Berlin, 20. Jänner 1942: Unter der Leitung des Chefs des Reichssicherheitshauptamts Reinhard Heydrich (Philipp Hochmair) treffen in einer gut beheizten Villa am Wannsee 15 führende Vertreter des NS-Regimes zusammen: SS, Reichskanzlei, Ministerien, Polizei, Verwaltung. Die Entrechtung, Verfolgung und Ermordung jüdischer Mitmenschen ist zu diesem Zeitpunkt bereits viel geübte, unmenschliche Praxis. Nun soll besprochen werden, wie der Genozid an der jüdischen Bevölkerung bürokratisch organisiert und von den rivalisierenden staatlichen Instanzen im Detail umgesetzt werden soll. Der Film folgt dabei dem von Adolf Eichmann gezeichneten Besprechungsprotokoll, von dem nur ein Exemplar erhalten ist und das als Schlüsseldokument der Judenvernichtung gilt.

„Die Wannseekonferenz“ ist eine Produktion der Constantin Television in Koproduktion mit dem ZDF in Zusammenarbeit mit dem ORF, gefördert vom FilmFernsehFonds Bayern (FFF Bayern) und dem Medienboard Berlin-Brandenburg (MBB).

Universum History: „Die Wannseekonferenz – Die Dokumentation“ (22.35 Uhr, ORF 2)

Von dem Geheimtreffen am Wannsee gab es ursprünglich 30 Exemplare des Protokolls – nur eines hat den Krieg überstanden. Es ist von zentraler Bedeutung, denn es offenbart, wie offen und deutlich über den geplanten Mord an Millionen in der Teilnehmerrunde gesprochen wurde. Das historisch einmalige Dokument wird heute – gut gesichert – in Berlin verwahrt und gehört zu einer Akte mit der Überschrift „Endlösung der Judenfrage“. Sie enthält rund 300 Dokumente zur sogenannten „Juden-Politik“ zwischen 1939 und 1943. Das Protokoll galt als „Geheime Reichssache“ – die höchste Geheimhaltungsstufe im NS-Staat.

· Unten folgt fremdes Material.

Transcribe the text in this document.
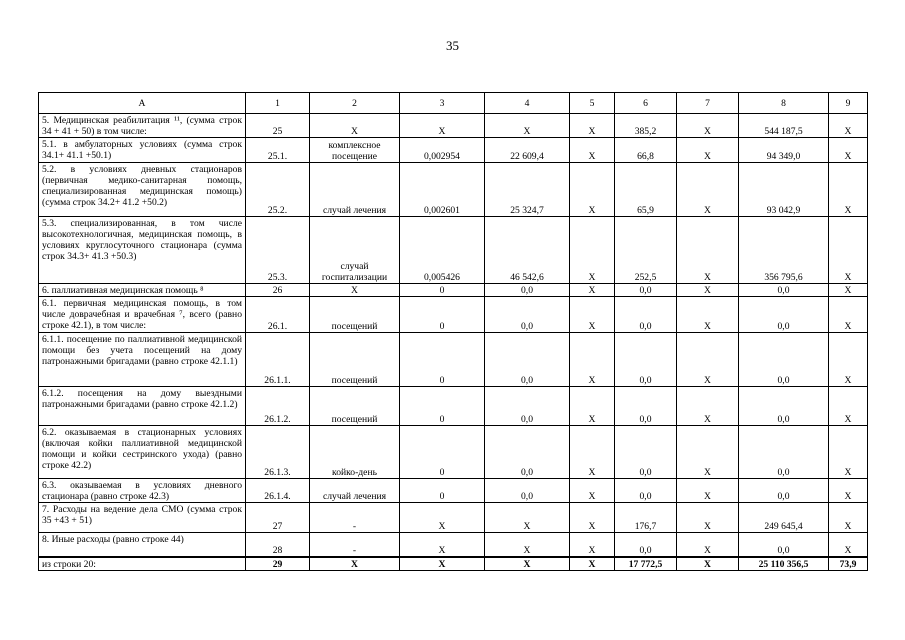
35
А	1	2	3	4	5	6	7	8	9
5. Медицинская реабилитация ¹¹, (сумма строк 34 + 41 + 50) в том числе:	25	Х	Х	Х	Х	385,2	Х	544 187,5	Х
5.1. в амбулаторных условиях (сумма строк 34.1+ 41.1 +50.1)	25.1.	комплексное посещение	0,002954	22 609,4	Х	66,8	Х	94 349,0	Х
5.2. в условиях дневных стационаров (первичная медико-санитарная помощь, специализированная медицинская помощь) (сумма строк 34.2+ 41.2 +50.2)	25.2.	случай лечения	0,002601	25 324,7	Х	65,9	Х	93 042,9	Х
5.3. специализированная, в том числе высокотехнологичная, медицинская помощь, в условиях круглосуточного стационара (сумма строк 34.3+ 41.3 +50.3)	25.3.	случай госпитализации	0,005426	46 542,6	Х	252,5	Х	356 795,6	Х
6. паллиативная медицинская помощь ⁸	26	Х	0	0,0	Х	0,0	Х	0,0	Х
6.1. первичная медицинская помощь, в том числе доврачебная и врачебная ⁷, всего (равно строке 42.1), в том числе:	26.1.	посещений	0	0,0	Х	0,0	Х	0,0	Х
6.1.1. посещение по паллиативной медицинской помощи без учета посещений на дому патронажными бригадами (равно строке 42.1.1)	26.1.1.	посещений	0	0,0	Х	0,0	Х	0,0	Х
6.1.2. посещения на дому выездными патронажными бригадами (равно строке 42.1.2)	26.1.2.	посещений	0	0,0	Х	0,0	Х	0,0	Х
6.2. оказываемая в стационарных условиях (включая койки паллиативной медицинской помощи и койки сестринского ухода) (равно строке 42.2)	26.1.3.	койко-день	0	0,0	Х	0,0	Х	0,0	Х
6.3. оказываемая в условиях дневного стационара (равно строке 42.3)	26.1.4.	случай лечения	0	0,0	Х	0,0	Х	0,0	Х
7. Расходы на ведение дела СМО (сумма строк 35 +43 + 51)	27	-	Х	Х	Х	176,7	Х	249 645,4	Х
8. Иные расходы (равно строке 44)	28	-	Х	Х	Х	0,0	Х	0,0	Х
из строки 20:	29	Х	Х	Х	Х	17 772,5	Х	25 110 356,5	73,9
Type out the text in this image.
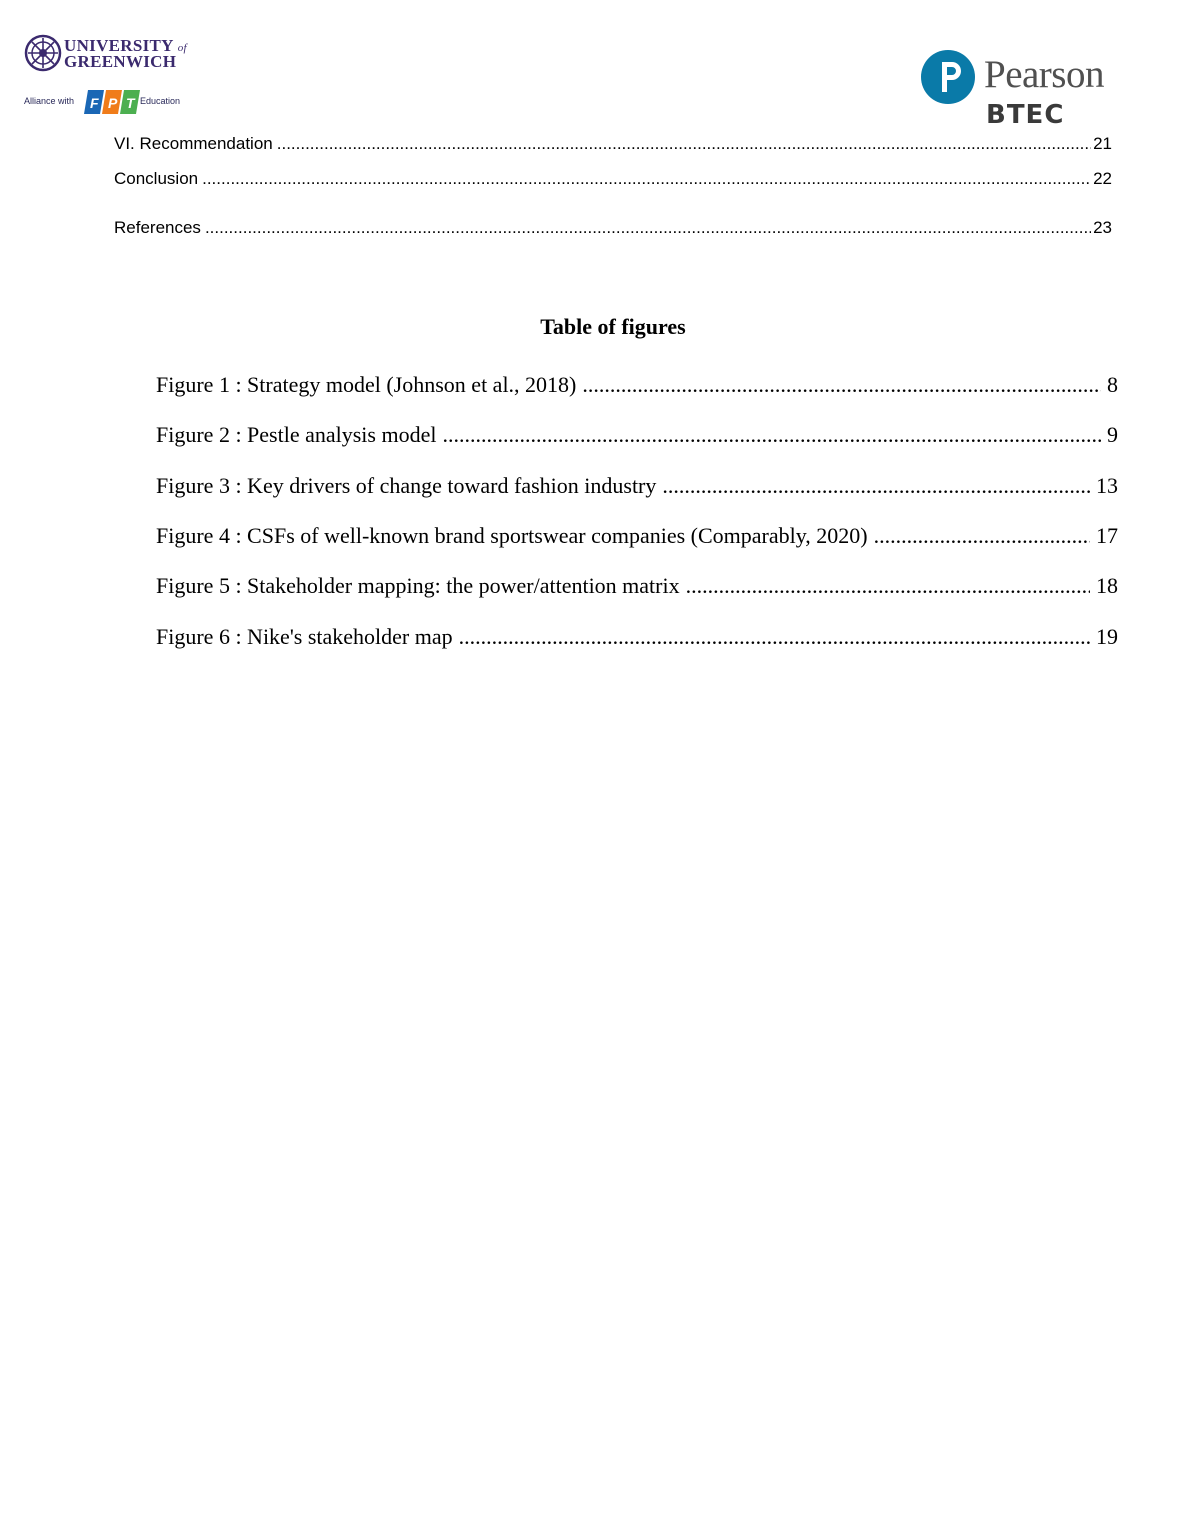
UNIVERSITY of
GREENWICH
Alliance with F P T Education
Pearson
BTEC
VI. Recommendation .....	21
Conclusion .....	22
References .....	23
Table of figures
Figure 1 : Strategy model (Johnson et al., 2018) .....	8
Figure 2 : Pestle analysis model .....	9
Figure 3 : Key drivers of change toward fashion industry .....	13
Figure 4 : CSFs of well-known brand sportswear companies (Comparably, 2020) .....	17
Figure 5 : Stakeholder mapping: the power/attention matrix .....	18
Figure 6 : Nike's stakeholder map .....	19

Die Einladung zur Besprechung am Wannsee kam von Reinhard Heydrich, Chef des Reichssicherheitshauptamtes in Berlin, der zentralen Verfolgungs- und Vernichtungsbehörde des NS-Regimes. Die Teilnehmer der Sitzung am Wannsee gehörten verschiedenen Ämtern und Ministerien an, auch wichtige Vertreter der SS und Polizei waren geladen. Ein hochrangiges Gremium zwar, aber eine so weitreichende Entscheidung wie die millionenfache Ermordung der europäischen Juden hätten diese 15 Männer nicht treffen können. Der Beschluss war längst an höherer Stelle gefasst worden: „Wenn es dem internationalen Finanzjudentum in- und außerhalb Europas gelingen sollte, die Völker noch einmal in einen Weltkrieg zu stürzen, dann würde das Ergebnis nicht die Bolschewisierung der Erde und damit der Sieg des Judentums sein, sondern die Vernichtung der jüdischen Rasse in Europa“, hatte Hitler schon in einer Rede am 30. Jänner 1939 gesagt. Der systematische Mord an den Juden begann mit dem Einmarsch der NS-Truppen in die Sowjetunion im Juni 1941. Im Rücken der Wehrmacht folgten Spezialeinheiten der SS und der Polizei, mobile Einsatzkräfte – die sogenannten „Einsatzgruppen“. Sie begannen damit, systematisch Juden zu erschießen. Im Herbst 1941 begannen die großen Deportationen aus dem Deutschen Reich, vor allem in Ghettos und Konzentrationslager „im Osten“.

Die Villa am Wannsee ist heute eine Gedenk- und Bildungsstätte. Dort erinnert man an die Sitzung vom 20. Januar 1942, bei der der Mord an elf Millionen Menschen besprochen wurde. In der Dokumentation „Die Wannseekonferenz“ kommen renommierte Historikerinnen und Historiker wie Barbara Schieb, Peter Klein oder Götz Aly zu Wort, die den Rassenwahn in NS-Deutschland und den Holocaust untersucht und in zahlreichen Publikationen dargestellt und analysiert haben.